Somehow the film’s treatment of Brandi, and Faris’s manically contorted performance of her, seem perfectly appropriate to the Hill and Rogen (and dare I say, post-Apatow?) brand of comedy. Perhaps Hill would have us believe that Brandi and Ronnie’s mom are so abhorrently caricatured that his film is inescapably commenting on male-centric American comedy’s inherent misogyny, now naked and proudly exposed for all the world to see. Yet for a film that opens with a flasher violating women with his flaccid member (a pretty solid metaphor for comedy circa 2009), the treatment of women isn’t complicated enough to register as valid critique. Especially since the film’s one non-grotesque female, a food court employee (Collette Wolfe) with a sparkling smile and a multisyllabic vocabulary, inexplicably throws herself at the obviously demented Ronnie just in time for a happy ending. (To make matters more offensive, she has to spring herself from the wheelchair and cast that limit her due to a vitamin deficiency and get a snazzy perm before Ronnie, and the film, views her as an attractive human being.)

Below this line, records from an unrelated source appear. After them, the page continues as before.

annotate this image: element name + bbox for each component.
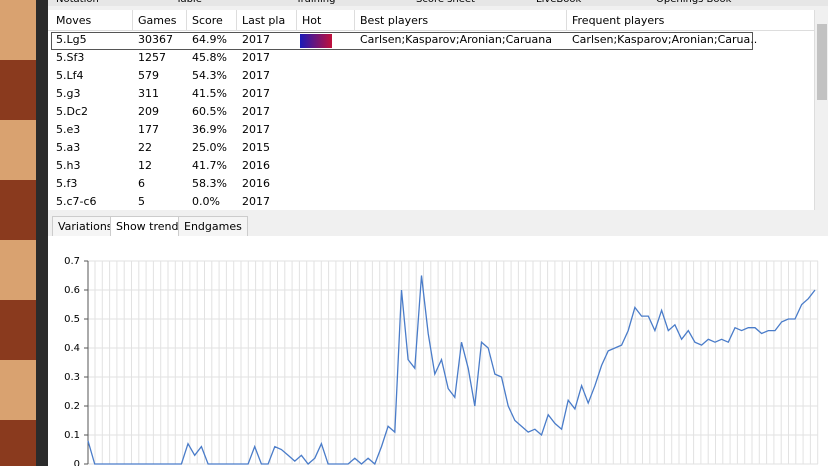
table-cell: 2017 [242, 105, 270, 118]
tab-label: Score sheet [416, 0, 475, 5]
tab-label: Table [176, 0, 202, 5]
table-cell: 5.a3 [56, 141, 81, 154]
tab[interactable]: Endgames [178, 216, 248, 237]
table-cell: 5.e3 [56, 123, 81, 136]
y-tick-label: 0.3 [64, 372, 80, 383]
tab-label: LiveBook [536, 0, 581, 5]
hot-bar [300, 34, 332, 48]
tab[interactable]: Variations [52, 216, 119, 237]
top-tabs: Notation Table Training Score sheet LiveBook… [48, 0, 828, 6]
tab-label: Training [296, 0, 335, 5]
table-cell: 60.5% [192, 105, 227, 118]
table-cell: 2017 [242, 33, 270, 46]
table-cell: 22 [138, 141, 152, 154]
table-cell: 177 [138, 123, 159, 136]
y-tick-label: 0.1 [64, 430, 80, 441]
column-divider [296, 10, 297, 30]
table: Moves Games Score Last pla Hot Best players Fr… [48, 10, 814, 210]
chart: 0 0.1 0.2 0.3 0.4 0.5 0.6 0.7 [48, 236, 828, 466]
table-cell: 25.0% [192, 141, 227, 154]
table-cell: 2017 [242, 51, 270, 64]
board [0, 0, 36, 466]
table-cell: 2017 [242, 69, 270, 82]
table-cell: 2017 [242, 87, 270, 100]
table-cell: 2016 [242, 159, 270, 172]
table-cell: 5.Lf4 [56, 69, 84, 82]
table-cell: 5.h3 [56, 159, 81, 172]
table-cell: Carlsen;Kasparov;Aronian;Carua.. [572, 33, 758, 46]
table-cell: Carlsen;Kasparov;Aronian;Caruana [360, 33, 552, 46]
tab-label: Notation [56, 0, 99, 5]
table-cell: 2016 [242, 177, 270, 190]
table-cell: 2017 [242, 123, 270, 136]
y-tick-label: 0.4 [64, 343, 80, 354]
table-cell: 2015 [242, 141, 270, 154]
column-divider [354, 10, 355, 30]
table-cell: 41.5% [192, 87, 227, 100]
table-cell: 5.Dc2 [56, 105, 89, 118]
table-cell: 6 [138, 177, 145, 190]
y-tick-label: 0.7 [64, 256, 80, 267]
table-cell: 579 [138, 69, 159, 82]
table-cell: 2017 [242, 195, 270, 208]
column-divider [186, 10, 187, 30]
column-divider [236, 10, 237, 30]
y-tick-label: 0.2 [64, 401, 80, 412]
column-header: Last pla [242, 14, 286, 27]
table-cell: 12 [138, 159, 152, 172]
column-header: Best players [360, 14, 429, 27]
tab-label: Openings Book [656, 0, 731, 5]
table-cell: 45.8% [192, 51, 227, 64]
table-cell: 58.3% [192, 177, 227, 190]
column-divider [566, 10, 567, 30]
table-cell: 5.Lg5 [56, 33, 87, 46]
column-header: Games [138, 14, 177, 27]
y-tick-label: 0 [74, 459, 80, 466]
selected-row [51, 32, 753, 50]
y-tick-label: 0.6 [64, 285, 80, 296]
column-divider [132, 10, 133, 30]
scrollbar [814, 10, 828, 210]
table-cell: 36.9% [192, 123, 227, 136]
column-header: Moves [56, 14, 92, 27]
column-header: Hot [302, 14, 322, 27]
sidebar [36, 0, 48, 466]
table-cell: 64.9% [192, 33, 227, 46]
tab[interactable]: Show trend [110, 216, 185, 237]
column-header: Frequent players [572, 14, 665, 27]
table-cell: 5.g3 [56, 87, 81, 100]
table-cell: 5.f3 [56, 177, 78, 190]
trend-line [87, 275, 816, 466]
table-cell: 5 [138, 195, 145, 208]
table-cell: 209 [138, 105, 159, 118]
y-tick-label: 0.5 [64, 314, 80, 325]
column-header: Score [192, 14, 223, 27]
table-cell: 5.c7-c6 [56, 195, 97, 208]
table-cell: 311 [138, 87, 159, 100]
table-cell: 54.3% [192, 69, 227, 82]
table-cell: 41.7% [192, 159, 227, 172]
table-cell: 0.0% [192, 195, 220, 208]
table-cell: 1257 [138, 51, 166, 64]
table-cell: 30367 [138, 33, 173, 46]
table-cell: 5.Sf3 [56, 51, 85, 64]
header-row [48, 10, 814, 31]
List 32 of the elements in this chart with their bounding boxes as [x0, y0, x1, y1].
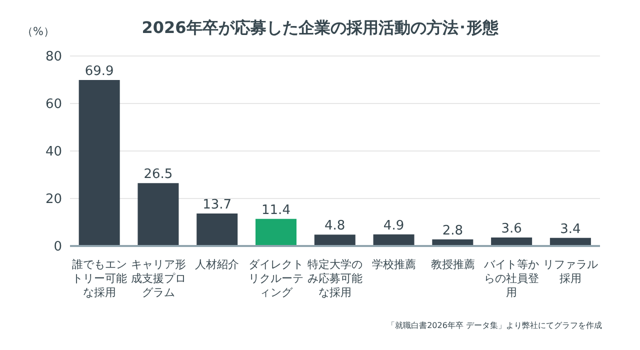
y-tick-label: 40	[45, 144, 62, 160]
data-label: 4.8	[324, 218, 346, 234]
data-label: 26.5	[144, 167, 173, 182]
data-label: 4.9	[383, 218, 404, 234]
x-tick-label: ダイレクトリクルーティング	[248, 258, 305, 300]
data-label: 2.8	[442, 223, 464, 238]
x-tick-label: リファラル採用	[542, 258, 600, 286]
x-tick-label: 特定大学のみ応募可能な採用	[306, 258, 364, 300]
data-label: 69.9	[84, 64, 114, 79]
x-tick-label: 教授推薦	[430, 258, 476, 272]
x-tick-label: バイト等からの社員登用	[483, 258, 540, 300]
chart-title: 2026年卒が応募した企業の採用活動の方法･形態	[142, 18, 498, 37]
bar	[138, 183, 179, 246]
y-axis-title: （%）	[22, 24, 54, 39]
y-tick-label: 0	[54, 240, 62, 255]
x-tick-label: キャリア形成支援プログラム	[130, 258, 187, 300]
x-tick-label: 学校推薦	[370, 258, 417, 272]
bar	[256, 218, 296, 246]
x-tick-label: 人材紹介	[194, 258, 240, 272]
x-tick-label: 誰でもエントリー可能な採用	[70, 258, 128, 300]
y-tick-label: 60	[45, 97, 62, 112]
bar	[373, 234, 414, 246]
bar	[196, 213, 238, 246]
data-label: 11.4	[262, 202, 290, 218]
text: 「就職白書2026年卒 データ集」より弊社にてグラフを作成	[387, 320, 602, 331]
data-label: 13.7	[202, 197, 232, 212]
data-label: 3.6	[501, 221, 522, 236]
data-label: 3.4	[560, 222, 581, 237]
bar	[314, 234, 356, 246]
bar	[78, 80, 120, 246]
y-tick-label: 80	[45, 50, 62, 65]
y-tick-label: 20	[45, 192, 62, 208]
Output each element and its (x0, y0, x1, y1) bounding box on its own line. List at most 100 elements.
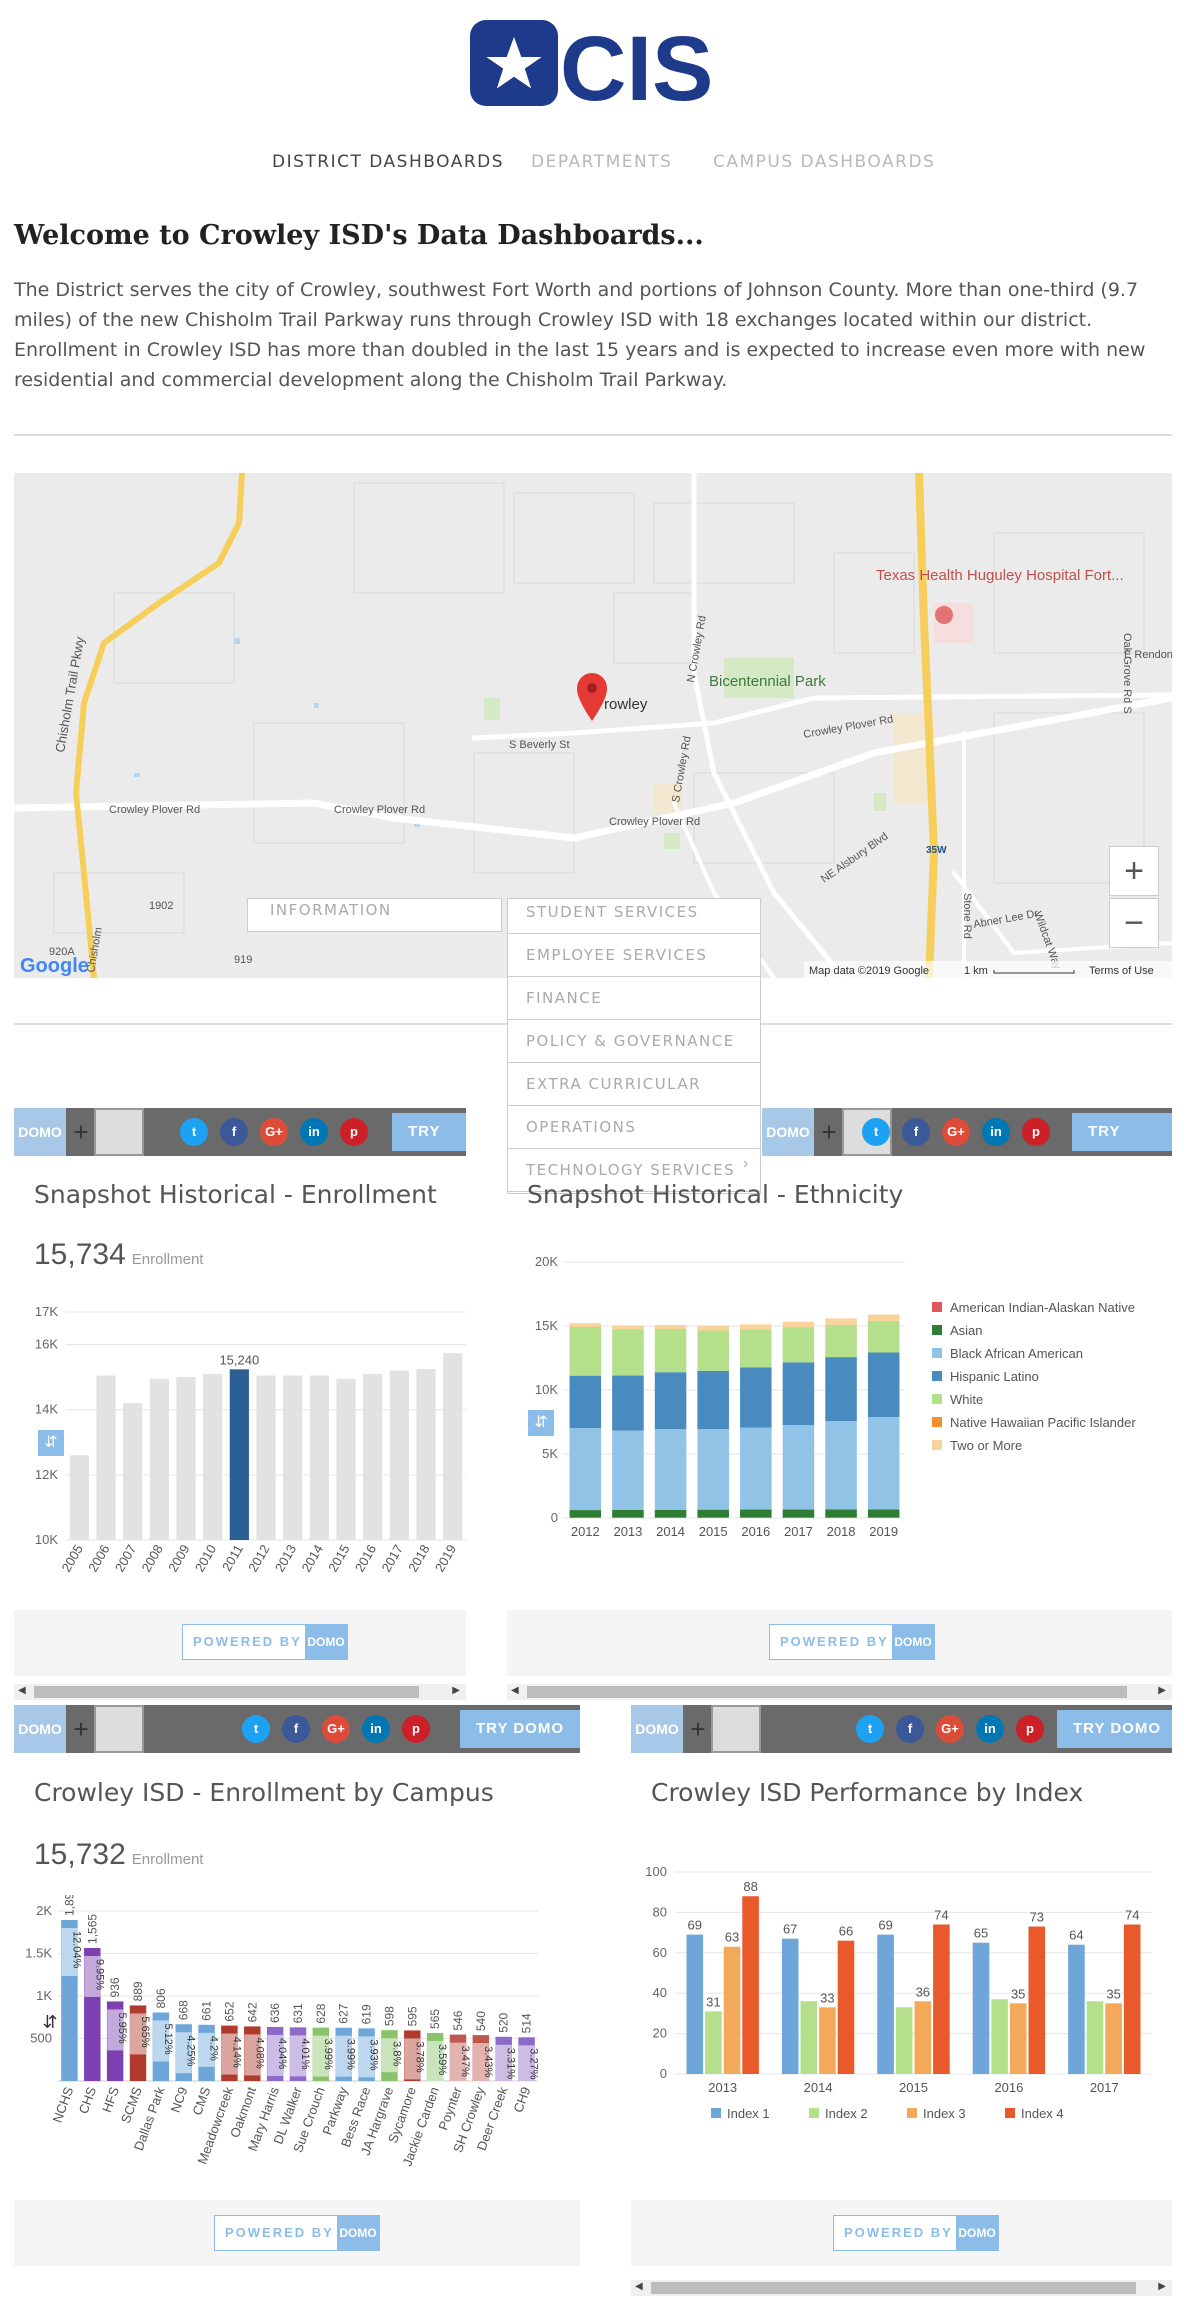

Really, the only acceptable conclusion for Observe and Report—one that would remain consistent with both its characters and its director’s apparent vision—would have been for Ronnie to end up with Brandi, his designated match in nearly every way, living maybe with a couple of screaming kids, their miserable, codependent, violent relationship bringing them nothing but despair and misery. Instead we get a (possibly hallucinatory) shoot-out that brings the “pervert” to justice and a round of applause for Ronnie, so that, even with that glimmer of doubt and discomfort, we can all go home relatively happy. After all, with its by-the-book guitar-rock soundtrack and rote satires of masculinity (a slow-motion descent down an escalator with Ronnie and his security-guard buddies; right-hand-man Michael Peña’s hetero lisp act, a tired variant on familiar ground tread by the dubious likes of sketch comics Tim Meadows and Horatio Sanz), Hill’s film is less a comic variation on Taxi Driver, which it obviously aims to be, than just a natural extension of the childish everydude play-acting that currently passes for hilarity.
“I thought this would be funny, but it’s just sad,” a character says at one point; it’s a calculated meta-moment that, like the rest of the film, feels disingenuous. Derangement and distastefulness don’t automatically pass for insight, and replacing yuks with anger and morbidity is an easier trick than it appears. (Look at Terry Zwigoff’s Bad Santa for an example of the precarious, but possible, balance of pleasantries and putrescence). In Observe and Report, the joke’s on us—for, what, expecting jokes?